Lynn Williams, a spokesperson for the Mt. Olive Pickle Company, stands behind a two-and-a-half gallon jar of tightly packed pickles at her company’s booth at the North Carolina State Fair. A couple of kids wander up and swap guesses with each other over the number of pickles the jar contains. “It’s fun to watch,” says Williams. “You can always tell the engineers. They try to work out an equation.”

Behind the pickle puzzle, Williams is one of the few folks near the jar who appears confident. That is, until I ask her how long Mt. Olive has held a spot at the fair. “We’re not sure,” she says, then adds, “Well, our president emeritus remembers checking on the pickles here during Hurricane Hazel, so we were here then.” Hazel hit the east coast during the fall of 1954.

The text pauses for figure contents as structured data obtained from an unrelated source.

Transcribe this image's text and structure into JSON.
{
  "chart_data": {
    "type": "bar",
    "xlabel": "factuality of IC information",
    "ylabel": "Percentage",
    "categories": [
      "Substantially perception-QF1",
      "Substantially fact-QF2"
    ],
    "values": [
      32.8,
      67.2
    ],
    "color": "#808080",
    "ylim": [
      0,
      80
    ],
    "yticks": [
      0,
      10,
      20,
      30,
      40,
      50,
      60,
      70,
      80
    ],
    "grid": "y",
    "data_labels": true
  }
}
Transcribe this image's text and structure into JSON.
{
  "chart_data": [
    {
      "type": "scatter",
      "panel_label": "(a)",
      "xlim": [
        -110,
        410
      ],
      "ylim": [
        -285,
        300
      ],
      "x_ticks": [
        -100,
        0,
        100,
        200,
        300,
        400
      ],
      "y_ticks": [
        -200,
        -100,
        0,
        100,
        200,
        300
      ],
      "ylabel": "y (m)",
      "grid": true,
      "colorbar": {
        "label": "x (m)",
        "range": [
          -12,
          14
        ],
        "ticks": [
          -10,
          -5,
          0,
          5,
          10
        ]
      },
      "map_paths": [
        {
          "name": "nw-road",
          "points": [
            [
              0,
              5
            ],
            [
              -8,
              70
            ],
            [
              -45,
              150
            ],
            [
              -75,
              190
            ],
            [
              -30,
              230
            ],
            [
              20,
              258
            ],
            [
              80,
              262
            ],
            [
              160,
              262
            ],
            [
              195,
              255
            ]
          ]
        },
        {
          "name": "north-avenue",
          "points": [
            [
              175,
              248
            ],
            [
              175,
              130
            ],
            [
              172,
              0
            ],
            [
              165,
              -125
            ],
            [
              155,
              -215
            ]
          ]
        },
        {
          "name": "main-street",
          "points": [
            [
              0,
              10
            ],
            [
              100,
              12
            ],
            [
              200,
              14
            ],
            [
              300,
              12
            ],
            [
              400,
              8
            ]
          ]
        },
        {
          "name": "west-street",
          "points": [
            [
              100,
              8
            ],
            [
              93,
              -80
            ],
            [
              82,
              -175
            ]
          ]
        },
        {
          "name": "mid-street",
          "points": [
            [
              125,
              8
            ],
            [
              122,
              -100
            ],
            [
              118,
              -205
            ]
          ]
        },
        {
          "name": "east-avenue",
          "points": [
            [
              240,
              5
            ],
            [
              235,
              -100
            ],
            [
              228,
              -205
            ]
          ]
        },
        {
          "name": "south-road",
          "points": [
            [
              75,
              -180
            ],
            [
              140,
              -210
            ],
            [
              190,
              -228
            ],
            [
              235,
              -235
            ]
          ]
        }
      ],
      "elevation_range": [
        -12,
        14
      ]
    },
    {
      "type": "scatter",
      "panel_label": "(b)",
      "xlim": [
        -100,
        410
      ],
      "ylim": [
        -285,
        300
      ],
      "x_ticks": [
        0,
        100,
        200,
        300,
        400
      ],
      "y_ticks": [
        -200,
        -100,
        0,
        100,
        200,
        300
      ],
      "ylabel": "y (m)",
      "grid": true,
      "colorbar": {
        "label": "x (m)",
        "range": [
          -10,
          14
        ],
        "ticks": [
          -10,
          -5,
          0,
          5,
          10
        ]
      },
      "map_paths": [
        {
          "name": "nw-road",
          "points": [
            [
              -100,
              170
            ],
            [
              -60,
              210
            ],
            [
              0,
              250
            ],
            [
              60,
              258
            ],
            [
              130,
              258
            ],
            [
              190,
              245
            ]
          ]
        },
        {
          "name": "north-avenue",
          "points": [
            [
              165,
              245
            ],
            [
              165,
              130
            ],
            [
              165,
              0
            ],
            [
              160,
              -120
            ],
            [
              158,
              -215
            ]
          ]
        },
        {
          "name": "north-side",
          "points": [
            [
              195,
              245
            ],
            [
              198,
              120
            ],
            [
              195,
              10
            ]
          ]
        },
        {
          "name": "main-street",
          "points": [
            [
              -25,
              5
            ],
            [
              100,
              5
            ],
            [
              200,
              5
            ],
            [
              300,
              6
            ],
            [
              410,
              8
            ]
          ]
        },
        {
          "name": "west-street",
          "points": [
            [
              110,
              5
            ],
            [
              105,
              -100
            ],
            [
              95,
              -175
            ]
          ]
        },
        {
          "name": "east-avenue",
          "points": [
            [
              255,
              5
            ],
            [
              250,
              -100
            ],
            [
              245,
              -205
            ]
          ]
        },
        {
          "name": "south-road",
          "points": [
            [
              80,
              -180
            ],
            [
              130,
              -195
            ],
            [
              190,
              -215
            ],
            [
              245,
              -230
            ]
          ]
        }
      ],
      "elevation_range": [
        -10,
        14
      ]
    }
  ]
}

Williams has more concrete information when it comes to the 1960s. Then, Jaycees from the Mount Olive community manned the pickle booth and stayed in Raleigh for fun. Williams’ father, Paul Pearsall, was among the club members who worked the fair during that time. “They had too much fun,” she laughs. “The company had to start sending its own employees.” Thus today, six different workers are brought from Mt. Olive each day of the festivities. Of that scheduling, Williams explains, fairgoers get to see the people who make their pickles, and “employees get to see the folks who are crazy about them.”

At the fair, Mt. Olive sells five different varieties of pickles—sour, sweet gherkin, dill, hot and sour kosher dill, and kosher dill—for fifty cents apiece. According to Williams, kosher dills sell the best. She anticipates that company will go through at least five to six palettes of just that one variety alone during the fair. Try to guess how many pickles that entails.